Всегда близко, всегда тут. Ни минуты покоя, ни минуты отдыха.

Она говорит, что в этом нет надобности, и добавляет взглядом: вы знаете, что в вашей власти остаться, если вы пожелаете.

Мистер Телькингорн подвигает ей кресло с неуклюжим поклоном и становится у противоположного окна, заслоняя собою последний свет угасающого дня; тень от его фигуры падает на миледи и омрачает все вокруг нея, как сам он омрачает её жизнь.

Улица, куда выходит окно, одна из самых фешенебельных, но как она печальна! Два ряда её пышных домов-дворцов так сурово глядят друг на друга, точно это не создания рук человеческих из обыкновенного камня, а одушевленные, постепенно окаменевшия существа.
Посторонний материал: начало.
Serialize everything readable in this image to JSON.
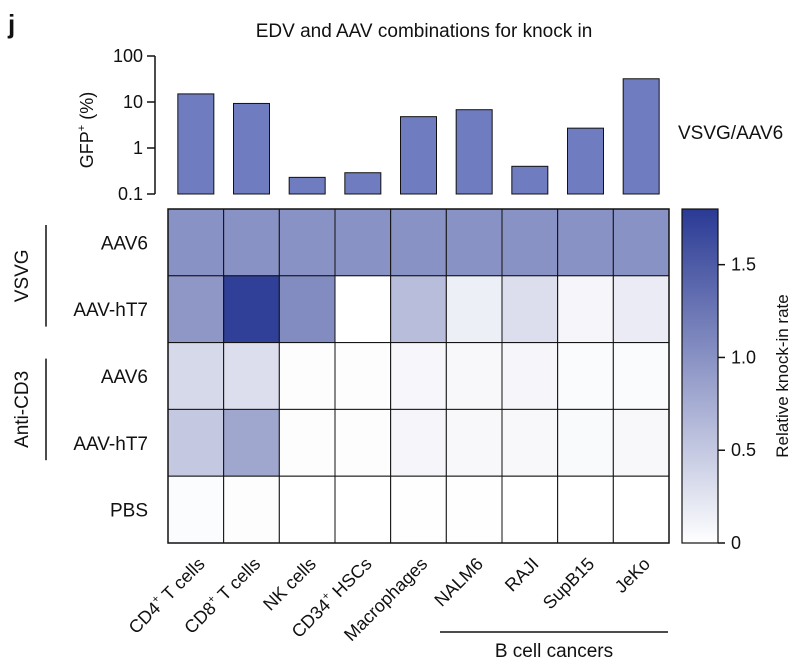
{
  "panel_label": "j",
  "chart_data": [
    {
      "type": "bar",
      "title": "EDV and AAV combinations for knock in",
      "ylabel": "GFP+ (%)",
      "ylabel_main": "GFP",
      "ylabel_sup": "+",
      "ylabel_tail": " (%)",
      "yscale": "log",
      "ylim": [
        0.1,
        100
      ],
      "yticks": [
        "0.1",
        "1",
        "10",
        "100"
      ],
      "series_label": "VSVG/AAV6",
      "categories": [
        "CD4+ T cells",
        "CD8+ T cells",
        "NK cells",
        "CD34+ HSCs",
        "Macrophages",
        "NALM6",
        "RAJI",
        "SupB15",
        "JeKo"
      ],
      "values": [
        15,
        9.3,
        0.23,
        0.29,
        4.8,
        6.8,
        0.4,
        2.7,
        32
      ],
      "bar_color": "#6f7cc0"
    },
    {
      "type": "heatmap",
      "rows": [
        "AAV6",
        "AAV-hT7",
        "AAV6",
        "AAV-hT7",
        "PBS"
      ],
      "row_groups": [
        {
          "label": "VSVG",
          "rows": [
            0,
            1
          ]
        },
        {
          "label": "Anti-CD3",
          "rows": [
            2,
            3
          ]
        }
      ],
      "columns": [
        {
          "main": "CD4",
          "sup": "+",
          "tail": " T cells"
        },
        {
          "main": "CD8",
          "sup": "+",
          "tail": " T cells"
        },
        {
          "main": "NK cells",
          "sup": "",
          "tail": ""
        },
        {
          "main": "CD34",
          "sup": "+",
          "tail": " HSCs"
        },
        {
          "main": "Macrophages",
          "sup": "",
          "tail": ""
        },
        {
          "main": "NALM6",
          "sup": "",
          "tail": ""
        },
        {
          "main": "RAJI",
          "sup": "",
          "tail": ""
        },
        {
          "main": "SupB15",
          "sup": "",
          "tail": ""
        },
        {
          "main": "JeKo",
          "sup": "",
          "tail": ""
        }
      ],
      "column_group": {
        "label": "B cell cancers",
        "from": 5,
        "to": 8
      },
      "values": [
        [
          1.0,
          1.0,
          1.0,
          1.0,
          1.0,
          1.0,
          1.0,
          1.0,
          1.0
        ],
        [
          0.95,
          1.75,
          1.05,
          0.0,
          0.6,
          0.15,
          0.3,
          0.08,
          0.18
        ],
        [
          0.35,
          0.3,
          0.02,
          0.02,
          0.07,
          0.06,
          0.08,
          0.04,
          0.04
        ],
        [
          0.5,
          0.8,
          0.02,
          0.02,
          0.08,
          0.06,
          0.06,
          0.05,
          0.06
        ],
        [
          0.03,
          0.02,
          0.0,
          0.0,
          0.01,
          0.01,
          0.0,
          0.0,
          0.0
        ]
      ],
      "colorbar": {
        "label": "Relative knock-in rate",
        "range": [
          0,
          1.8
        ],
        "ticks": [
          0,
          0.5,
          1.0,
          1.5
        ],
        "tick_labels": [
          "0",
          "0.5",
          "1.0",
          "1.5"
        ],
        "color_low": "#ffffff",
        "color_high": "#2a3a94"
      }
    }
  ]
}
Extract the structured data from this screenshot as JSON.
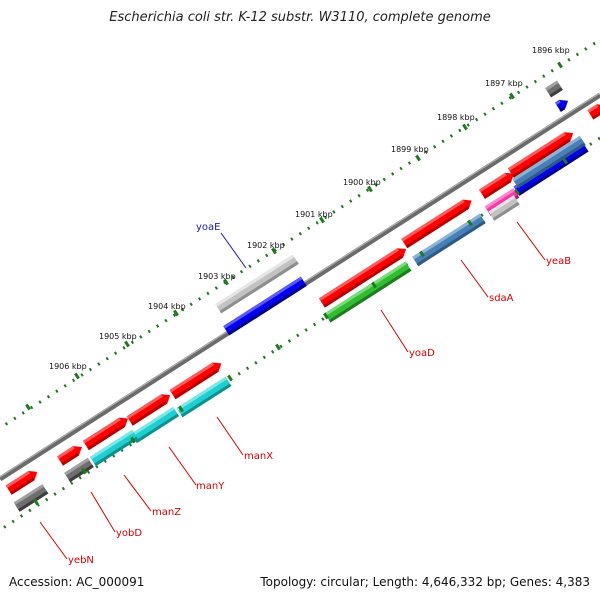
{
  "title": "Escherichia coli str. K-12 substr. W3110, complete genome",
  "accession": "Accession: AC_000091",
  "topology": "Topology: circular; Length: 4,646,332 bp; Genes: 4,383",
  "colors": {
    "backbone": "#7a7a7a",
    "ticks": "#1e7a1e",
    "cds_forward": "#ff0000",
    "label_red": "#d40000",
    "label_blue": "#1a1aa8"
  },
  "ticks": [
    {
      "label": "1896 kbp"
    },
    {
      "label": "1897 kbp"
    },
    {
      "label": "1898 kbp"
    },
    {
      "label": "1899 kbp"
    },
    {
      "label": "1900 kbp"
    },
    {
      "label": "1901 kbp"
    },
    {
      "label": "1902 kbp"
    },
    {
      "label": "1903 kbp"
    },
    {
      "label": "1904 kbp"
    },
    {
      "label": "1905 kbp"
    },
    {
      "label": "1906 kbp"
    }
  ],
  "genes": [
    {
      "name": "yoaE",
      "color": "blue"
    },
    {
      "name": "yoaD",
      "color": "red"
    },
    {
      "name": "sdaA",
      "color": "red"
    },
    {
      "name": "yeaB",
      "color": "red"
    },
    {
      "name": "manX",
      "color": "red"
    },
    {
      "name": "manY",
      "color": "red"
    },
    {
      "name": "manZ",
      "color": "red"
    },
    {
      "name": "yobD",
      "color": "red"
    },
    {
      "name": "yebN",
      "color": "red"
    }
  ]
}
Эта улица так угрюма в своем великолепии, так далека от малейшого намека на веселье, что двери и окна её палат, кажется, навеки замкнулись в мрачном величии своей черной окраски и пыли, а примыкающия к ним сзади огромные конюшни, где на просторе гулко раздается эхо, имели такой суровый вид, как будто предназначены для помещения каменных коней благородных статуй. Замысловатые хитросплетения из железа осеняют подъезды палат, а в глубине этих окаменелых беседок разевают свою пасть гасильницы для факелов, вышедших из употребления и смененных выскочкой-газом. Кое-где среди заржавленной листвы еще уцелело железное кольцо, и дерзкие мальчишки даже изловчаются бросать сквозь него шайки - единственное употребление, которое имеют теперь эти кольца, следы блаженной памяти исчезнувшого масла. Впрочем масло еще не совсем покинуло эти края; кое-где виднеются нелепые стеклянные стаканчики с выпуклым дном вроде устрицы, которые, совершенно так же, как и их владелец в Палате лордов, каждую ночь щурятся и дуются на дерзкие светочи новейших времен.
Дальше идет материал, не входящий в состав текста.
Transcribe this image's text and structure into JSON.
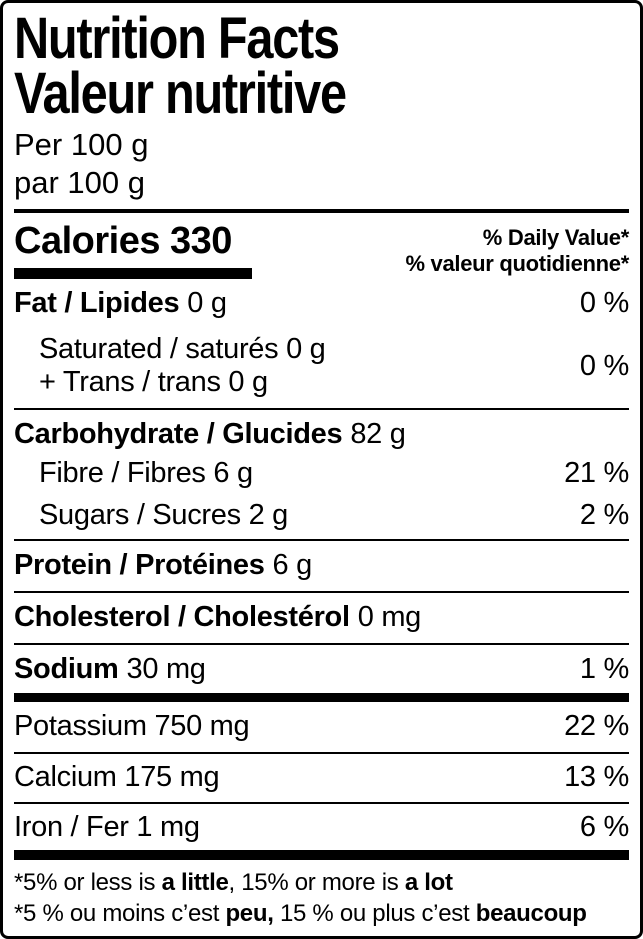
{
  "label": {
    "title_en": "Nutrition Facts",
    "title_fr": "Valeur nutritive",
    "serving_en": "Per 100 g",
    "serving_fr": "par 100 g",
    "calories_text": "Calories 330",
    "dv_header_en": "% Daily Value*",
    "dv_header_fr": "% valeur quotidienne*",
    "rows": {
      "fat": {
        "name": "Fat / Lipides",
        "amount": "0 g",
        "dv": "0 %"
      },
      "sat_trans": {
        "line1": "Saturated / saturés 0 g",
        "line2": "+ Trans / trans 0 g",
        "dv": "0 %"
      },
      "carbohydrate": {
        "name": "Carbohydrate / Glucides",
        "amount": "82 g"
      },
      "fibre": {
        "name": "Fibre / Fibres 6 g",
        "dv": "21 %"
      },
      "sugars": {
        "name": "Sugars / Sucres 2 g",
        "dv": "2 %"
      },
      "protein": {
        "name": "Protein / Protéines",
        "amount": "6 g"
      },
      "cholesterol": {
        "name": "Cholesterol / Cholestérol",
        "amount": "0 mg"
      },
      "sodium": {
        "name": "Sodium",
        "amount": "30 mg",
        "dv": "1 %"
      },
      "potassium": {
        "name": "Potassium 750 mg",
        "dv": "22 %"
      },
      "calcium": {
        "name": "Calcium 175 mg",
        "dv": "13 %"
      },
      "iron": {
        "name": "Iron / Fer 1 mg",
        "dv": "6 %"
      }
    },
    "footnote_en": {
      "part1": "*5% or less is ",
      "bold1": "a little",
      "part2": ", 15% or more is ",
      "bold2": "a lot"
    },
    "footnote_fr": {
      "part1": "*5 % ou moins c’est ",
      "bold1": "peu,",
      "part2": " 15 % ou plus c’est ",
      "bold2": "beaucoup"
    },
    "colors": {
      "text": "#000000",
      "background": "#ffffff"
    }
  }
}
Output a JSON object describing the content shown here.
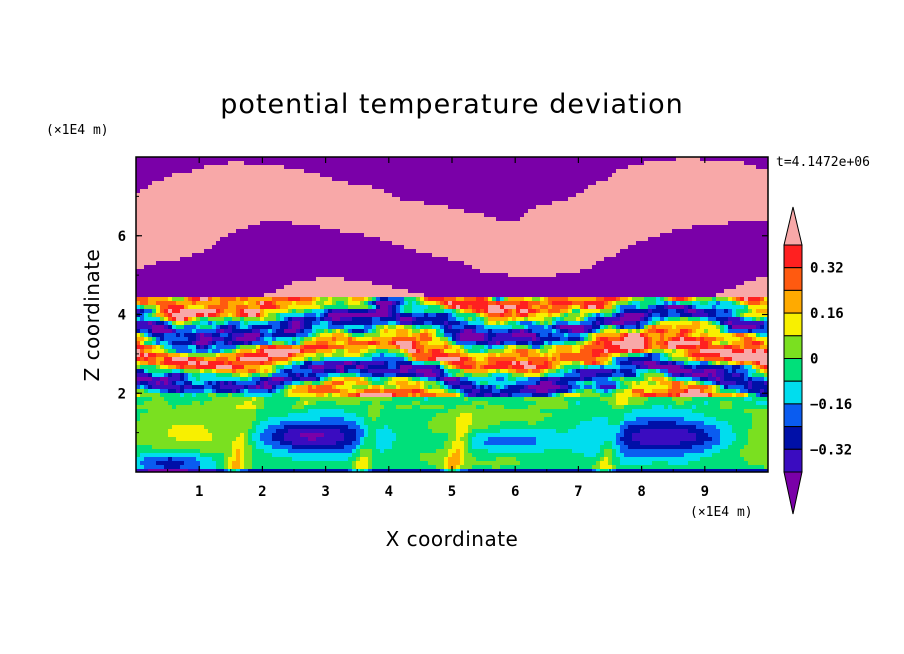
{
  "chart_data": {
    "type": "heatmap",
    "title": "potential temperature deviation",
    "xlabel": "X coordinate",
    "ylabel": "Z coordinate",
    "x_unit": "(×1E4 m)",
    "y_unit": "(×1E4 m)",
    "time_label": "t=4.1472e+06",
    "xlim": [
      0,
      10
    ],
    "ylim": [
      0,
      8
    ],
    "x_ticks": [
      "1",
      "2",
      "3",
      "4",
      "5",
      "6",
      "7",
      "8",
      "9"
    ],
    "y_ticks": [
      "2",
      "4",
      "6"
    ],
    "colorbar": {
      "levels": [
        -0.4,
        -0.32,
        -0.24,
        -0.16,
        -0.08,
        0,
        0.08,
        0.16,
        0.24,
        0.32,
        0.4
      ],
      "labels": [
        "0.32",
        "0.16",
        "0",
        "−0.16",
        "−0.32"
      ],
      "colors": [
        "#7a00a8",
        "#3a0cc0",
        "#0010a8",
        "#0a5cf0",
        "#00ddee",
        "#00e07a",
        "#7ae020",
        "#f8f000",
        "#ffaa00",
        "#ff5a10",
        "#ff2020",
        "#f8a8a8"
      ],
      "extend": "both"
    },
    "layers": [
      {
        "z_range": [
          7.3,
          8
        ],
        "pattern": "alternating bands",
        "values": [
          0.4,
          -0.4
        ]
      },
      {
        "z_range": [
          4.5,
          7.3
        ],
        "pattern": "large bands",
        "values": [
          0.4,
          -0.4
        ]
      },
      {
        "z_range": [
          2,
          4.5
        ],
        "pattern": "turbulent mixed",
        "values": [
          -0.4,
          0.4
        ]
      },
      {
        "z_range": [
          0,
          2
        ],
        "pattern": "convective cells",
        "values": [
          -0.08,
          0.08
        ]
      }
    ]
  }
}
Поэтому не особенно удивительно, что леди Дэдлок не имеет охоты взглянуть на окно, у которого стоит мистер Телькингорн, и все-таки... и все-таки она бросает по этому направлению один взгляд, который говорит о том, как дорого бы она дала, чтоб эта черная фигура куда нибудь сгинула.

Сэр Лейстер извиняется перед миледи. Она желала что-то сказать?

-- Только-то, что приехал мистер Роунсвель, по моему приглашению; лучше теперь же кончить с этим вопросом относительно молодой девушки. Мне это смертельно наскучило.

-- Чем могу вам... служить? довольно нерешительно спрашивает сэр Лейстер.

-- Примем его здесь и покончим раз навсегда это дело. Не угодно ли вам будет за ним послать?

-- Будьте так добры, мистер Телькингорн, позвоните. Благодарствуйте. Попросите пожаловать сюда... говорит сэр Лейстер появившемуся Меркурию, не сразу вспоминая, как прозывается этот промышленник, - пожаловать сюда этого железного мастера.

Меркурий отправляется за названным джентльменом и вводит его в библиотеку. Сэр Лейстер милостиво приветствует железного гостя.

-- Надеюсь, что вы здоровы, мистер Роунсвель, прошу садиться. - Мой поверенный, мистер Телькингорн. - Миледи пожелала говорить с вами, мистер Роунсвель... сэр Лейстер величественным мановением руки передает гостя миледи.

-- С величайшим вниманием выслушаю все, что лэдii Дэдлок будет угодно сообщить мне, отвечает железный мастер.

Обернувшись к ней, он находит, что теперь она производит менее благоприятное впечатление, чем в первый раз: она окружена леденящей атмосферой неприступной надменности и ничто в её манерах не вызывает на откровенность, как было в прошлое свидание.

-- Позвольте спросить вас, сэр, был ли у вас с вашим сыном разговор о его... капризе? спрашивает леди Дэдлок самым небрежным тоном, не считая нужным подарить гостя взглядом.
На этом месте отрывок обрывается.